Built-in SQL Functions

In addition to the SQL functions provided by Spark, Fusion provides several additional functions to simplify common aggregation tasks. To recap, a UDAF aggregates multiple rows for the same group by key and a UDF performs some operation on a single row.

weighted_sum

The weighted_sum UDAF takes a weight, type, and type-weight mapping to produce an aggregated weight. For example, consider the following SQL snippet:

   SELECT query,
          doc_id,
          filters,
          weighted_sum(typed_weight_d, type, 'click:1.0,cart:10.0') AS weight_d
     FROM signal_type_groups
 GROUP BY query, doc_id, filters

When applied to the rows in the table below, the weighted_sum function produces a final weight_d of 12.0 (2*1.0 + 1*10.0). The UDAF is passed rows grouped by query, doc_id, and filters.

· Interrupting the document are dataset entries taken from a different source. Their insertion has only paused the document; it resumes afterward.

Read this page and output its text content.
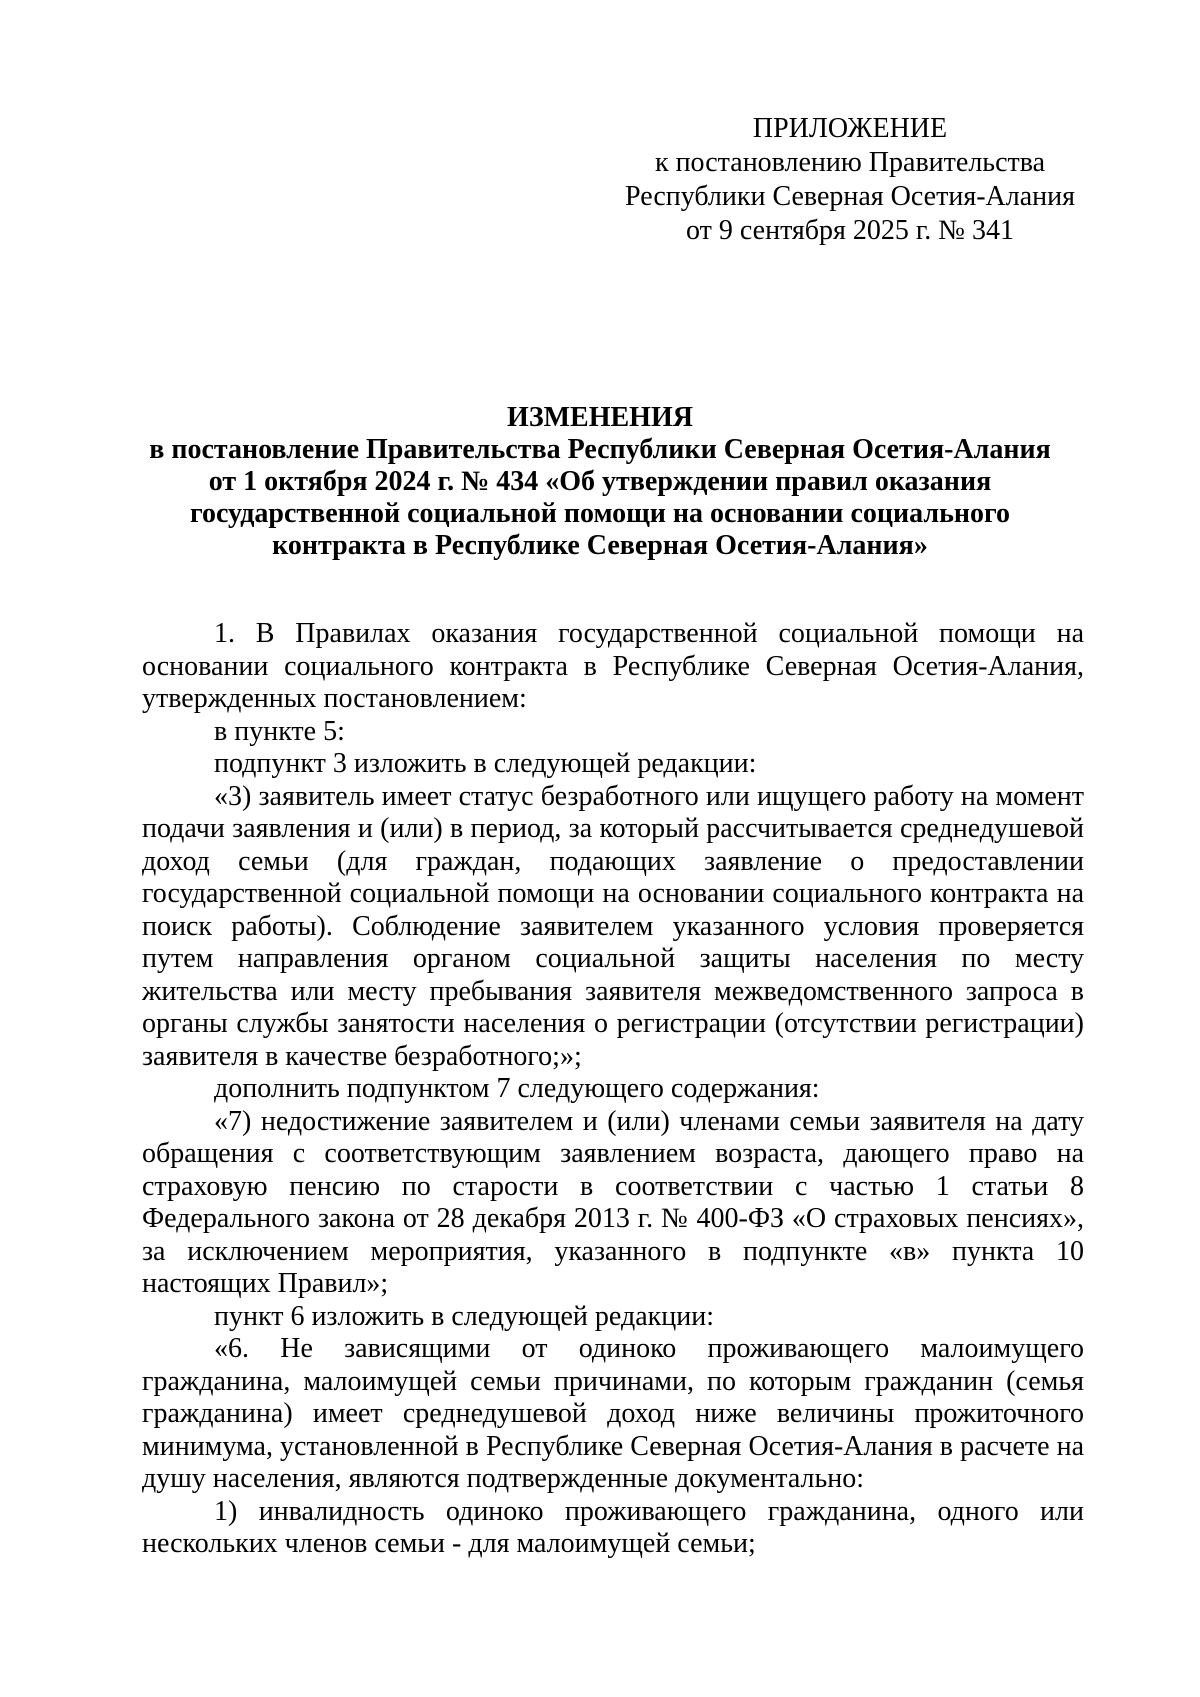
ПРИЛОЖЕНИЕ
к постановлению Правительства
Республики Северная Осетия-Алания
от 9 сентября 2025 г. № 341
ИЗМЕНЕНИЯ
в постановление Правительства Республики Северная Осетия-Алания
от 1 октября 2024 г. № 434 «Об утверждении правил оказания
государственной социальной помощи на основании социального
контракта в Республике Северная Осетия-Алания»

1. В Правилах оказания государственной социальной помощи на основании социального контракта в Республике Северная Осетия-Алания, утвержденных постановлением:

в пункте 5:

подпункт 3 изложить в следующей редакции:

«3) заявитель имеет статус безработного или ищущего работу на момент подачи заявления и (или) в период, за который рассчитывается среднедушевой доход семьи (для граждан, подающих заявление о предоставлении государственной социальной помощи на основании социального контракта на поиск работы). Соблюдение заявителем указанного условия проверяется путем направления органом социальной защиты населения по месту жительства или месту пребывания заявителя межведомственного запроса в органы службы занятости населения о регистрации (отсутствии регистрации) заявителя в качестве безработного;»;

дополнить подпунктом 7 следующего содержания:

«7) недостижение заявителем и (или) членами семьи заявителя на дату обращения с соответствующим заявлением возраста, дающего право на страховую пенсию по старости в соответствии с частью 1 статьи 8 Федерального закона от 28 декабря 2013 г. № 400-ФЗ «О страховых пенсиях», за исключением мероприятия, указанного в подпункте «в» пункта 10 настоящих Правил»;

пункт 6 изложить в следующей редакции:

«6. Не зависящими от одиноко проживающего малоимущего гражданина, малоимущей семьи причинами, по которым гражданин (семья гражданина) имеет среднедушевой доход ниже величины прожиточного минимума, установленной в Республике Северная Осетия-Алания в расчете на душу населения, являются подтвержденные документально:

1) инвалидность одиноко проживающего гражданина, одного или нескольких членов семьи - для малоимущей семьи;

query type doc_id filters typed_weight_d

iPad

click

1

gear

2

iPad

cart

1

gear

1

significantTerms The significantTerms UDF allows the user to query data for significant terms within the results. This identifies terms that appear an unusaully frequently in a specific result set relative to the index. It can be used to identify anomalies in data.

This UDF can be used on tokenized text and multi-value and single-value string fields.

Example:

select significantTerms(fieldX), score from collectionName where fieldy = 'my-query' limit 10

timediff

The timediff UDF computes the difference, in milliseconds, between to timestamps in the same row. From the session_rollup job, the timediff function computes the difference between the current time and the last activity in a session.

click_pos

The click_pos UDF computes either a reciprocal rank or a raw click position (using a 0-based index) of a document in a page of results. This UDF is used to compute the mean reciprocal rank (MRR) for experiments. For example, given the following list of documents and a doc ID, the click_pos UDF will return 2:

docs: a,b,c,d
doc ID: c

concat_text

The concat_text UDF combines multivalued text fields coming from Solr into a field with a single value delimited by spaces. This UDF is useful when a field returned from Solr uses the _txt suffix, which indicates a multivalued text field.